A third trap is treating the chi-square distribution as symmetric. It is bounded below by zero and right-skewed. Reporting a symmetric normal-style interval for a variance can give impossible lower bounds.
Another problem is ignoring support. A normal model for a probability, count, or positive duration can produce impossible predictions. Those predictions may be harmless near the center but damaging in tails, simulations, or decision rules.
Parameterization mistakes also matter. Exponential and gamma distributions may use rate or scale. Geometric distributions may count trials or failures. Negative binomial distributions vary across theory books and software packages. Always read the function documentation before comparing results across tools.
Reporting checklist
Name the distribution family and state its parameters. Do not report “normal” without a mean and standard deviation or variance.
State the support. This prevents impossible predictions from slipping through unnoticed.

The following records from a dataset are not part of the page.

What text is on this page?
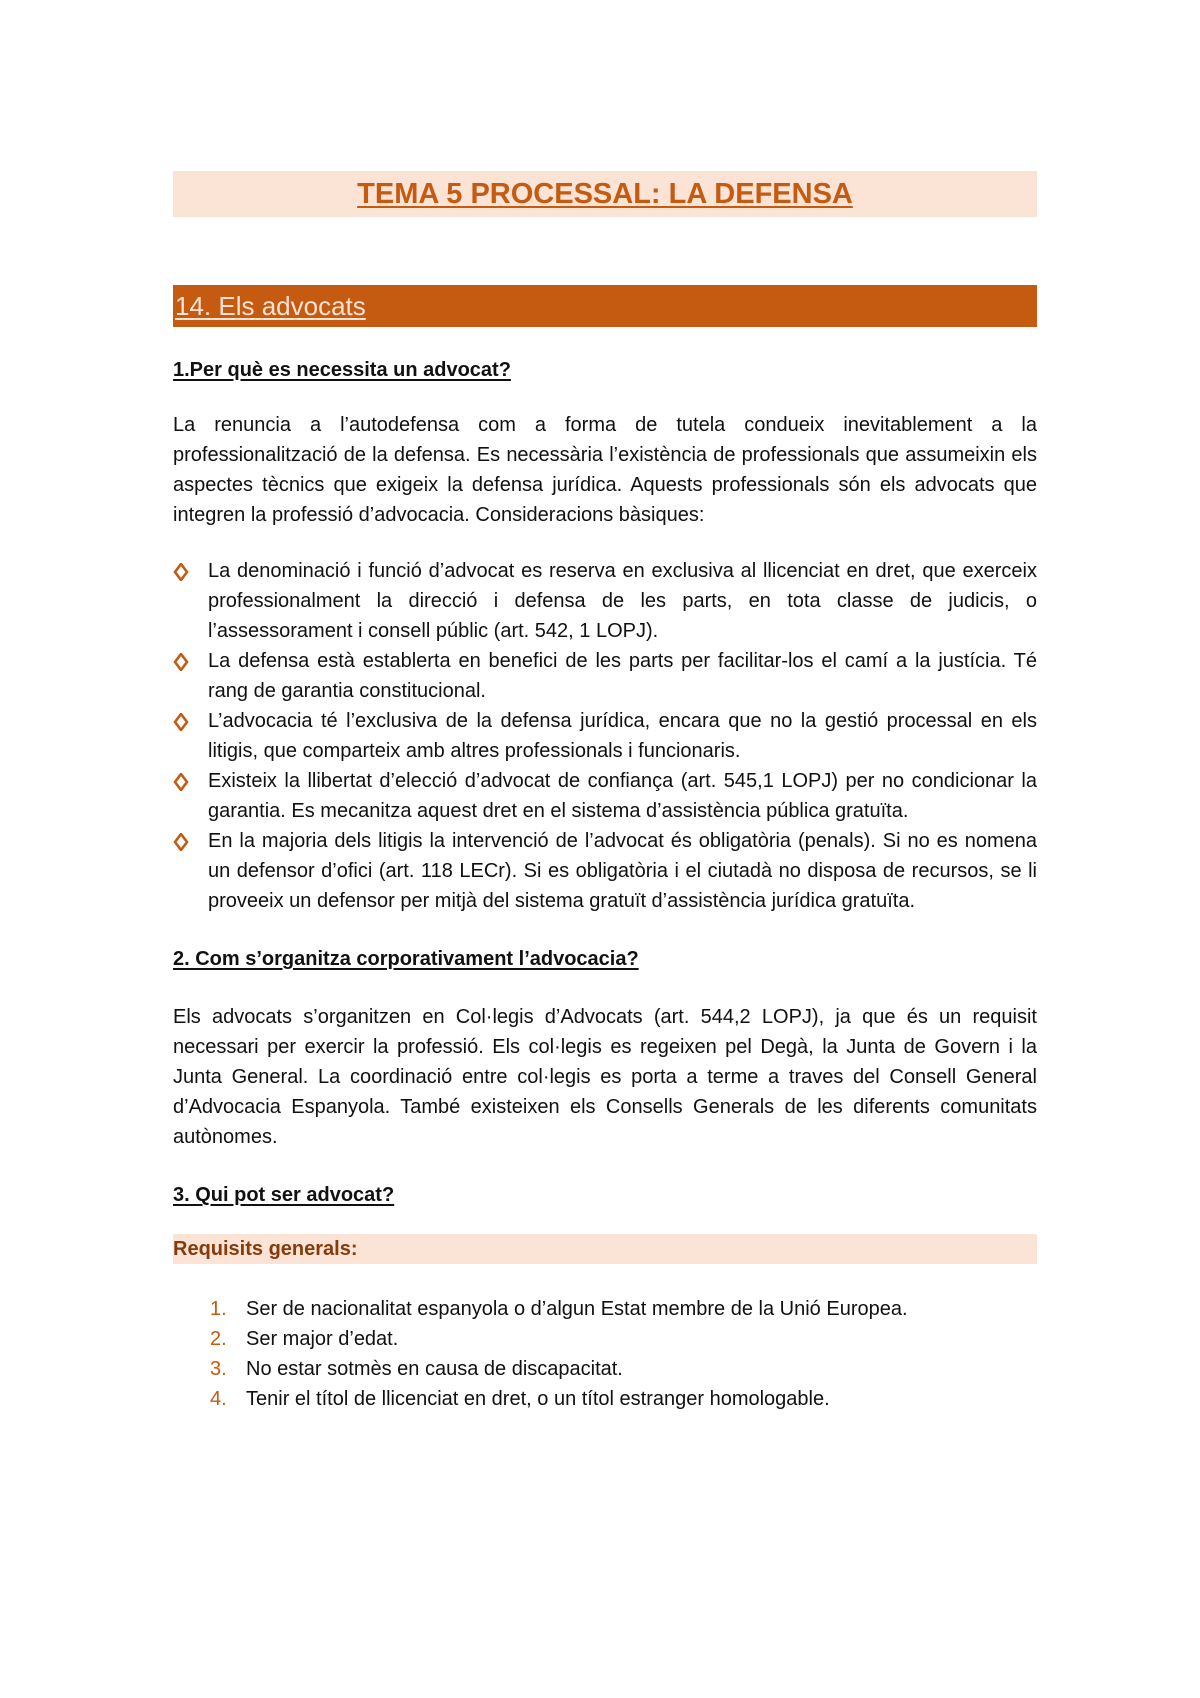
TEMA 5 PROCESSAL: LA DEFENSA
14. Els advocats
1.Per què es necessita un advocat?

La renuncia a l’autodefensa com a forma de tutela condueix inevitablement a la professionalització de la defensa. Es necessària l’existència de professionals que assumeixin els aspectes tècnics que exigeix la defensa jurídica. Aquests professionals són els advocats que integren la professió d’advocacia. Consideracions bàsiques:

La denominació i funció d’advocat es reserva en exclusiva al llicenciat en dret, que exerceix professionalment la direcció i defensa de les parts, en tota classe de judicis, o l’assessorament i consell públic (art. 542, 1 LOPJ).
La defensa està establerta en benefici de les parts per facilitar-los el camí a la justícia. Té rang de garantia constitucional.
L’advocacia té l’exclusiva de la defensa jurídica, encara que no la gestió processal en els litigis, que comparteix amb altres professionals i funcionaris.
Existeix la llibertat d’elecció d’advocat de confiança (art. 545,1 LOPJ) per no condicionar la garantia. Es mecanitza aquest dret en el sistema d’assistència pública gratuïta.
En la majoria dels litigis la intervenció de l’advocat és obligatòria (penals). Si no es nomena un defensor d’ofici (art. 118 LECr). Si es obligatòria i el ciutadà no disposa de recursos, se li proveeix un defensor per mitjà del sistema gratuït d’assistència jurídica gratuïta.
2. Com s’organitza corporativament l’advocacia?

Els advocats s’organitzen en Col·legis d’Advocats (art. 544,2 LOPJ), ja que és un requisit necessari per exercir la professió. Els col·legis es regeixen pel Degà, la Junta de Govern i la Junta General. La coordinació entre col·legis es porta a terme a traves del Consell General d’Advocacia Espanyola. També existeixen els Consells Generals de les diferents comunitats autònomes.

3. Qui pot ser advocat?
Requisits generals:
1. Ser de nacionalitat espanyola o d’algun Estat membre de la Unió Europea.
2. Ser major d’edat.
3. No estar sotmès en causa de discapacitat.
4. Tenir el títol de llicenciat en dret, o un títol estranger homologable.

For discrete variables, report the PMF or the probability statement being computed. For continuous variables, report densities and interval probabilities separately.
Give the mean and variance when they exist. If they do not exist, say so directly.

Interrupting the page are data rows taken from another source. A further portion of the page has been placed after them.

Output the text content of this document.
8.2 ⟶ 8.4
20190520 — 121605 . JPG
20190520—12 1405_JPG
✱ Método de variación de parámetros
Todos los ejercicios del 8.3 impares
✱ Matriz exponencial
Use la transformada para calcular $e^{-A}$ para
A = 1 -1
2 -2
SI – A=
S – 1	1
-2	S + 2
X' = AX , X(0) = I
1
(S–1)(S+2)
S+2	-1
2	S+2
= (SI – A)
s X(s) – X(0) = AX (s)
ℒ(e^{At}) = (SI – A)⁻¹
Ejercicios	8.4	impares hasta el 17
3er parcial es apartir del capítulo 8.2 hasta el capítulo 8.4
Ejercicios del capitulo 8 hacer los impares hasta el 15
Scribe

When using an approximation, name the exact target and the approximation. For example, a normal approximation to a binomial count should report n, p, and any continuity correction.
For small-sample inference about a mean, report the degrees of freedom for the t distribution.
For chi-square and F calculations, report the degrees of freedom in the order used by the software.
When estimating parameters from data, distinguish known parameters from plug-in estimates.
For tail probabilities, use software CDF or survival functions rather than hand-coded subtraction when tails are extreme.
References
Johnson, Norman L., Samuel Kotz, and N. Balakrishnan. 1994. Continuous Univariate Distributions. 2nd ed. Wiley.
Johnson, Norman L., Adrienne W. Kemp, and Samuel Kotz. 2005. Univariate Discrete Distributions. 3rd ed. Wiley.
Casella, George, and Roger L. Berger. 2002. Statistical Inference. 2nd ed. Duxbury.
Wasserman, Larry. 2004. All of Statistics: A Concise Course in Statistical Inference. Springer.
Distributions.jl contributors. Distributions.jl Documentation. JuliaStats.
R Core Team. R: A Language and Environment for Statistical Computing. R Foundation for Statistical Computing.